On Mon, Sep 27, 2021 at 3:45 PM Brett Cannon <brett@python.org> wrote:
I was chatting with Guido about how there isn't an easy way to signal that something is a singleton. Concrete example:

```Python

_NOTHING = object()

class list(builtins.list):
    def __init__(self, iterable: Iterable | object = _NOTHING, /) -> None:
        if iterable is not _NOTHING:
            for item in iterable: ...  # Fails to type check.
```
Even if I define a class just for this use-case, it still won't type check since the class that is instantiated once will still not be an iterable.

```Python
class _NothingType:
    pass

_NOTHING = _NothingType()
```

I'm not sure how best to handle this case. But while chatting with Guido he suggested one possibility might be to somehow use `Final` to signify that an object is acting as a singleton. Maybe something like:
```Python
_NOTHING: Final[object] = object()
```

Then type checkers would know that `_NOTHING` is a singleton.

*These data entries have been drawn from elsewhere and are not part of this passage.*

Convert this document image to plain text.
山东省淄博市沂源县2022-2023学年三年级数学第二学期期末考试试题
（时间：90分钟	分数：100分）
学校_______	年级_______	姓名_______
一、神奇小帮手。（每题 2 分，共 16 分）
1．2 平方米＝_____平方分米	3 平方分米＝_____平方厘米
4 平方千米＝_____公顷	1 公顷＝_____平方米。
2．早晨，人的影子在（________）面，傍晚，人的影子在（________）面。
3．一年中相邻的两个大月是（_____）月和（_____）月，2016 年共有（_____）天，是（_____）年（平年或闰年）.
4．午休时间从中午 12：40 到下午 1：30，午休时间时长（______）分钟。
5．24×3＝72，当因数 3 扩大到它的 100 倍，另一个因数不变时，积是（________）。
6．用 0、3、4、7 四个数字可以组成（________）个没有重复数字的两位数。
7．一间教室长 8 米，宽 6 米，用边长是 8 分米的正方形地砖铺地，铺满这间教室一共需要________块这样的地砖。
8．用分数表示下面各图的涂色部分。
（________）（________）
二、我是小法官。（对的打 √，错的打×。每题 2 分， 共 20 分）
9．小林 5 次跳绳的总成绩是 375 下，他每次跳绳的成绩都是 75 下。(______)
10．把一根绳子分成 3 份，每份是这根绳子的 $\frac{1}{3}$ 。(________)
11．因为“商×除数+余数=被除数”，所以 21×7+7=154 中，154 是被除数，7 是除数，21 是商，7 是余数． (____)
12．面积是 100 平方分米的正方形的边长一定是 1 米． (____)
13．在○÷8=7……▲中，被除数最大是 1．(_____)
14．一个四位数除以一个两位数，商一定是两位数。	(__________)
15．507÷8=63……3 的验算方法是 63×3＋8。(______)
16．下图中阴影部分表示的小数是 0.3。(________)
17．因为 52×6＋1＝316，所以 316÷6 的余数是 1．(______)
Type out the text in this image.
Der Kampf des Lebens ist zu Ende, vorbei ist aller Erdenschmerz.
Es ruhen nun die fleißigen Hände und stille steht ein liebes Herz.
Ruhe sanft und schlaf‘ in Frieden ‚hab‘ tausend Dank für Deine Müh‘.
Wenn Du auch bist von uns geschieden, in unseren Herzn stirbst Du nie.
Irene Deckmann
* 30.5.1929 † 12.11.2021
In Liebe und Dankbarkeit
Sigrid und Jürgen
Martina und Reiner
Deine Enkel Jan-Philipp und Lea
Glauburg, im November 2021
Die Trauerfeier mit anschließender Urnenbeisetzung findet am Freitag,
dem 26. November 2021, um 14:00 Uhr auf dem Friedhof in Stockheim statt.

Basically I want a way to write the following without a type failure:
```Python
class list(builtins.list):
    def __init__(self, iterable: Iterable | _NOTHING = _NOTHING, /) -> None:
        if iterable is not _NOTHING:
            for item in iterable: ...
```

To be clear, I was advocating to use `Literal[_NOTHING]` in the union branch, *in addition* to `_NOTHING: Final = object()`. So the example would become

```py
_NOTHING: Final[object] = object()

class list(builtins.list):
    def __init__(self, iterable: Iterable | Literal[_NOTHING] = _NOTHING, /) -> None:
        if iterable is not _NOTHING:
            for item in iterable: ...
```

(And no, there's no reason we're using `class list` as the example except that's what prompted Brett to bring this up.)